Recherche
Chroniques
une ouverture chambriste
L’édition 2006 du festival Musica propose de rendre hommage à la jeunesse – une fois n’est pas coutume. Un tel choix génère immanquablement une dynamique parfois exclusive, s’interrogeant sur les notions de modernité et le rapport au passé. Du reste, on remarquera que cette orientation circonscrit le passé lui-même à une cristallisation de ce que l’on put considérer autrefois comme la modernité, en dessinant un paysage musical historique d’environ un siècle, depuis les réformateurs viennois jusqu’aux créations des compositeurs d’aujourd’hui dont le plus jeune, pour cette mouture, est né en 1983 (Paulus Oomen). En niant des inspirations qui regardent plus loin dans le passé jusqu’à renouer avec la tonalité, en évoquant discrètement, pour ne pas dire prudemment, la tabula rasa darmstadtienne, ce menu, plus que de renoncer à l’exhaustivité, entend sans doute affirmer et servir une nouvelle modernité. Parce qu’on ne manquera pas d’observer l’absence d’une agitation plus radicalement tournée vers l’avenir, le possible état des lieux qu’il saurait susciter demeurera cependant consensuel et sans débats, préférant arrêter sa grammaire au présent et au passé simple – et parfois à un présent un rien nostalgique dont l’affect pourrait bien rejoindre malgré lui les courants dits néo – alors qu’un futur, un futur antérieur et un passé simple – la conjugaison de l’action – auraient été souhaitables. Si tôt fait le présent se défait ; le trop contempler évire et fossilise.
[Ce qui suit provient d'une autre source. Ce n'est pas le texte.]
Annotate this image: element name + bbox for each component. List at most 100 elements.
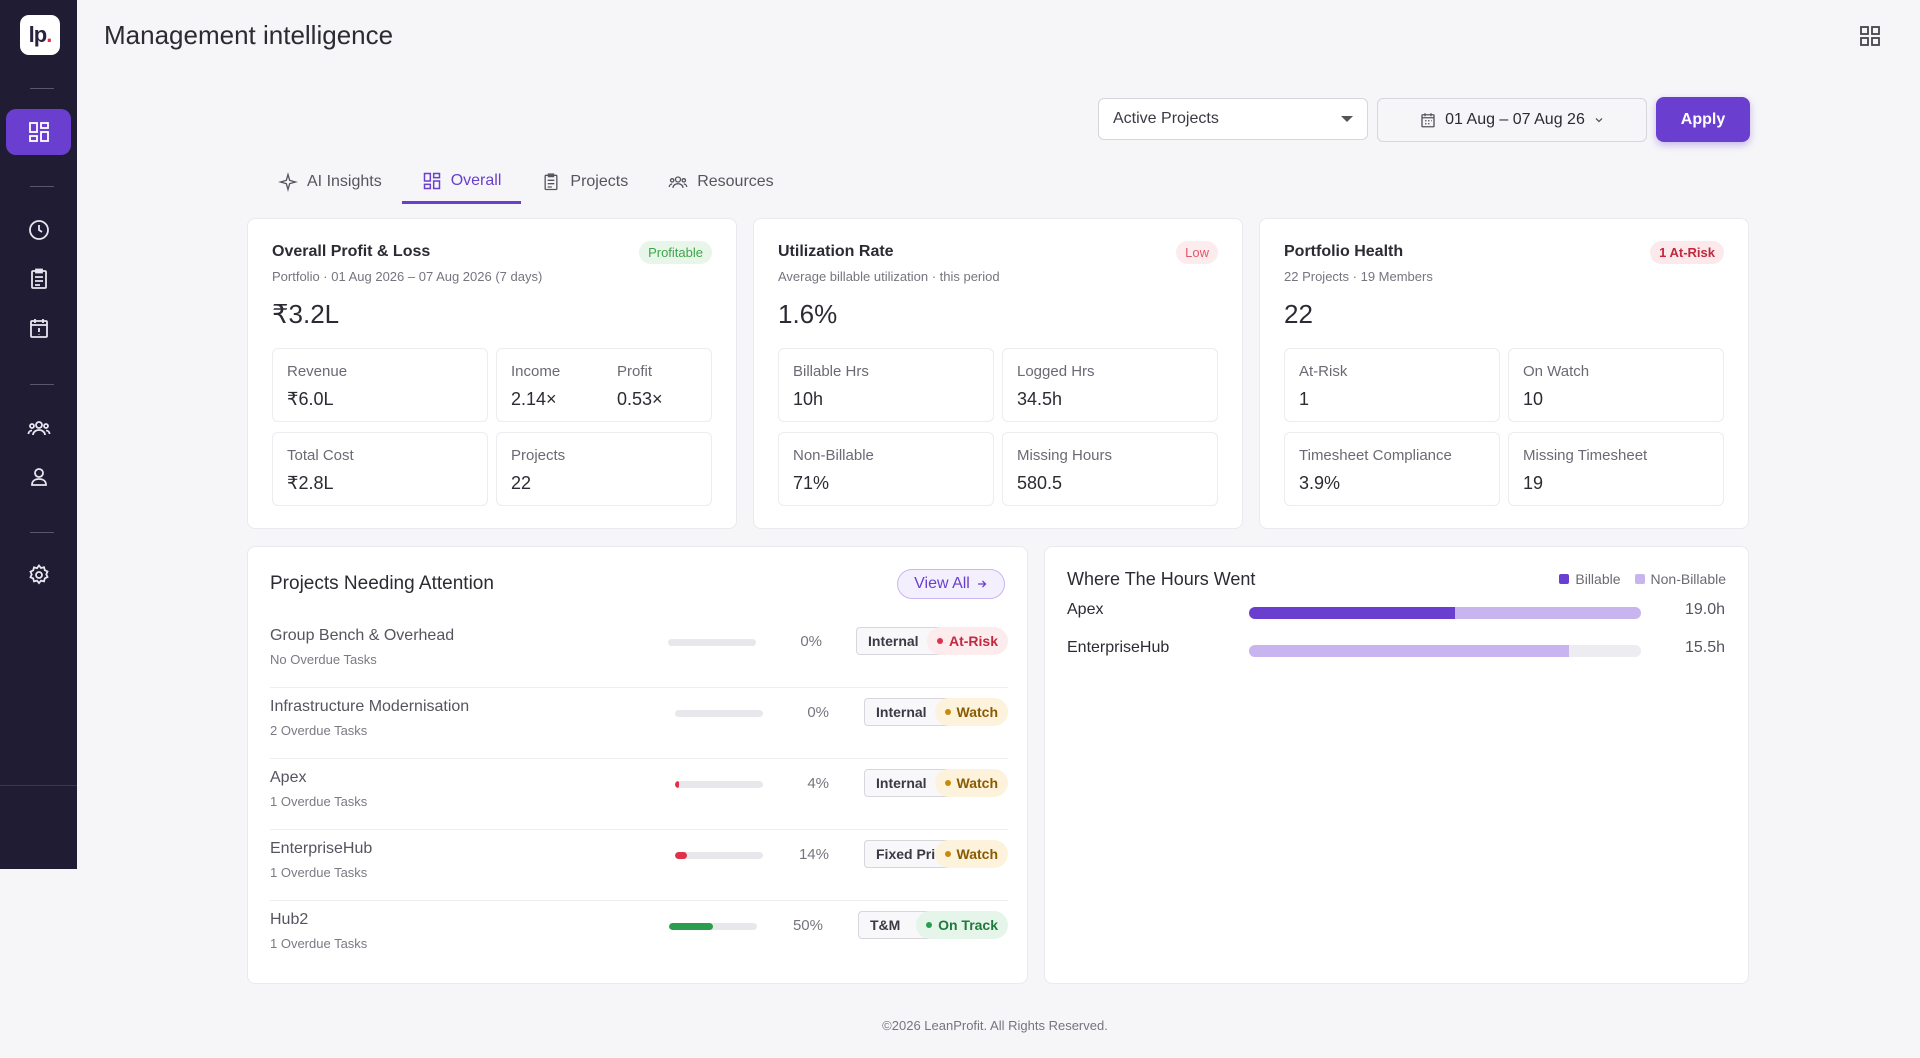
metric-income-profit: Income 2.14× Profit 0.53× (496, 348, 712, 422)
hours-bar (1249, 645, 1641, 657)
hours-value: 19.0h (1684, 601, 1725, 618)
dashboard-icon (28, 122, 49, 142)
status-label: Watch (956, 704, 998, 720)
progress-fill (675, 852, 688, 859)
table-row[interactable]: Hub2 1 Overdue Tasks 50% T&M On Track (270, 901, 1008, 972)
overdue-tasks: No Overdue Tasks (270, 652, 377, 667)
progress-percent: 14% (798, 846, 829, 863)
tab-bar: AI Insights Overall Projects Resources (258, 160, 794, 204)
metric-label: Missing Hours (1017, 447, 1113, 464)
project-name: EnterpriseHub (270, 840, 373, 857)
apply-button[interactable]: Apply (1656, 97, 1750, 142)
nonbillable-segment (1249, 645, 1569, 657)
progress-bar (675, 781, 763, 788)
overdue-tasks: 1 Overdue Tasks (270, 794, 368, 809)
billable-segment (1249, 607, 1456, 619)
sidebar-item-projects[interactable] (6, 256, 71, 302)
metric-billable-hrs: Billable Hrs 10h (778, 348, 994, 422)
metric-value: 2.14× (511, 389, 557, 409)
sidebar: lp. (0, 0, 77, 869)
utilization-value: 1.6% (778, 299, 838, 329)
table-row[interactable]: Apex 1 Overdue Tasks 4% Internal Watch (270, 759, 1008, 830)
metric-at-risk: At-Risk 1 (1284, 348, 1500, 422)
metric-value: 34.5h (1017, 389, 1063, 409)
status-badge: At-Risk (926, 627, 1008, 655)
metric-value: 10 (1523, 389, 1544, 409)
project-name: Infrastructure Modernisation (270, 698, 470, 715)
status-badge: Watch (934, 769, 1008, 797)
metric-label: Logged Hrs (1017, 363, 1095, 380)
progress-fill (675, 781, 679, 788)
calendar-alert-icon (29, 319, 48, 338)
table-row[interactable]: Group Bench & Overhead No Overdue Tasks 0%… (270, 617, 1008, 688)
pnl-subtitle: Portfolio · 01 Aug 2026 – 07 Aug 2026 (7… (272, 269, 543, 284)
tab-label: Projects (570, 173, 629, 190)
metric-on-watch: On Watch 10 (1508, 348, 1724, 422)
progress-bar (675, 710, 763, 717)
attention-title: Projects Needing Attention (270, 573, 494, 594)
tab-projects[interactable]: Projects (521, 160, 648, 204)
legend-item-nonbillable: Non-Billable (1634, 571, 1726, 587)
sidebar-divider (30, 384, 54, 385)
pnl-card: Overall Profit & Loss Portfolio · 01 Aug… (247, 218, 737, 529)
sidebar-item-teams[interactable] (6, 405, 71, 451)
progress-percent: 50% (792, 917, 823, 934)
metric-logged-hrs: Logged Hrs 34.5h (1002, 348, 1218, 422)
metric-revenue: Revenue ₹6.0L (272, 348, 488, 422)
dashboard-icon (423, 172, 440, 189)
metric-label: Timesheet Compliance (1299, 447, 1452, 464)
progress-fill (669, 923, 713, 930)
sidebar-item-dashboard[interactable] (6, 109, 71, 155)
table-row[interactable]: EnterpriseHub 1 Overdue Tasks 14% Fixed Pri… (270, 830, 1008, 901)
view-all-button[interactable]: View All (897, 569, 1005, 599)
sidebar-item-timesheet[interactable] (6, 207, 71, 253)
project-filter-select[interactable]: Active Projects (1098, 98, 1368, 140)
status-badge: Low (1176, 241, 1218, 264)
status-dot (944, 780, 951, 786)
apps-grid-icon[interactable] (1858, 24, 1882, 48)
metric-label: On Watch (1523, 363, 1590, 380)
project-name: Apex (1067, 601, 1104, 618)
metric-label: Revenue (287, 363, 348, 380)
sidebar-item-calendar[interactable] (6, 305, 71, 351)
tab-ai-insights[interactable]: AI Insights (258, 160, 402, 204)
status-label: On Track (938, 917, 998, 933)
metric-projects: Projects 22 (496, 432, 712, 506)
project-name: Apex (270, 769, 307, 786)
footer-text: ©2026 LeanProfit. All Rights Reserved. (882, 1018, 1108, 1033)
metric-value: 580.5 (1017, 473, 1063, 493)
legend-swatch (1634, 574, 1645, 584)
table-row[interactable]: Infrastructure Modernisation 2 Overdue Ta… (270, 688, 1008, 759)
hours-card: Where The Hours Went Billable Non-Billab… (1044, 546, 1749, 984)
gear-icon (28, 564, 49, 585)
sidebar-item-settings[interactable] (6, 552, 71, 598)
legend-label: Non-Billable (1650, 571, 1726, 587)
metric-label: Billable Hrs (793, 363, 869, 380)
chart-legend: Billable Non-Billable (1559, 571, 1726, 587)
status-label: At-Risk (948, 633, 998, 649)
sidebar-item-users[interactable] (6, 454, 71, 500)
metric-value: ₹2.8L (287, 473, 334, 493)
hours-bar (1249, 607, 1641, 619)
project-name: Group Bench & Overhead (270, 627, 455, 644)
progress-bar (669, 923, 757, 930)
utilization-card: Utilization Rate Average billable utiliz… (753, 218, 1243, 529)
pnl-title: Overall Profit & Loss (272, 243, 431, 260)
tab-resources[interactable]: Resources (648, 160, 793, 204)
project-filter-value: Active Projects (1113, 110, 1219, 127)
progress-percent: 4% (807, 775, 829, 792)
metric-timesheet-compliance: Timesheet Compliance 3.9% (1284, 432, 1500, 506)
date-range-value: 01 Aug – 07 Aug 26 (1445, 111, 1585, 128)
chevron-down-icon (1595, 118, 1603, 123)
metric-value: 0.53× (617, 389, 663, 409)
date-range-picker[interactable]: 01 Aug – 07 Aug 26 (1377, 98, 1647, 142)
metric-label: Total Cost (287, 447, 354, 464)
tab-overall[interactable]: Overall (401, 160, 522, 204)
metric-missing-timesheet: Missing Timesheet 19 (1508, 432, 1724, 506)
progress-bar (668, 639, 756, 646)
sparkle-icon (278, 172, 298, 192)
legend-swatch (1559, 574, 1570, 584)
metric-label: Projects (511, 447, 566, 464)
app-logo[interactable]: lp. (20, 15, 60, 55)
progress-percent: 0% (800, 633, 822, 650)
Le réel mérite d’une telle programmation est de faire entendre les œuvres de nombreux musiciens, de présenter plus de vingt créations mondiales et autant de premières auditions françaises. La première journée de Musica investit l’Auditorium de la toute jeune Cité de la Musique et de la Danse, un lieu aux proportions et à l’acoustique idéales pour la musique de chambre que Strasbourg gagnerait à occuper de façon régulière afin de compléter les saisons musicales qu’elle offre à son public.
Le Quatuor Danel et Pascal Contet ouvrent la fête, à 18h, avec Capt-Actions, une pièce pour quatuor à cordes, accordéon et dispositif de captation gestuelle écrite par Ivan Fedele l’an dernier, avec la complicité de Benjamin Thigpen et de Thierry Coduys de La Kitchen. Les instrumentistes portent des vêtements de fibre optique intégrant des capteurs dont les signaux sont intégrés par la spatialisation, de sorte que la conception générale focalise plus que jamais sur le geste instrumental. Ce dispositif dicte de nouvelles contraintes, comme celle d’une partition défilant sur un écran que chaque musicien actualise en pressant une pédale, par exemple. À cette œuvre d’une grande énergie succèdent les Quatre pièces pour quatuor à cordes de Bruno Mantovani, dessinant une grande forme magistralement maîtrisée que les Danel servent avec une extrême précision.
En soirée, les musiciens du Modern Ensemble introduisent leur concert par une exécution particulièrement décevante du Concerto de chambre de György Ligeti. On s’étonne d’avoir à constater que l’insuffisance du chef, tant dans son inspiration que dans son geste, met en péril une formation d’un tel niveau, au point de rendre approximatif, terne et ennuyeux une œuvre passionnante. Difficile, ensuite, de se faire une opinion sur les pièces moins connue… De fait, Knochen d’Enno Poppe demeure livré, sans plus. De même Terzenseele d’Arnulf Herrmann et Rondo de Johannes Schöllhorn, qui laissent soupçonner une incompréhension totale des dynamiques qu’elles exigent. Seul Configurations/Reflet de Johannes Maria Staud s’avère traité avec un peu plus de soin par le bras ingrat de Sian Edwards.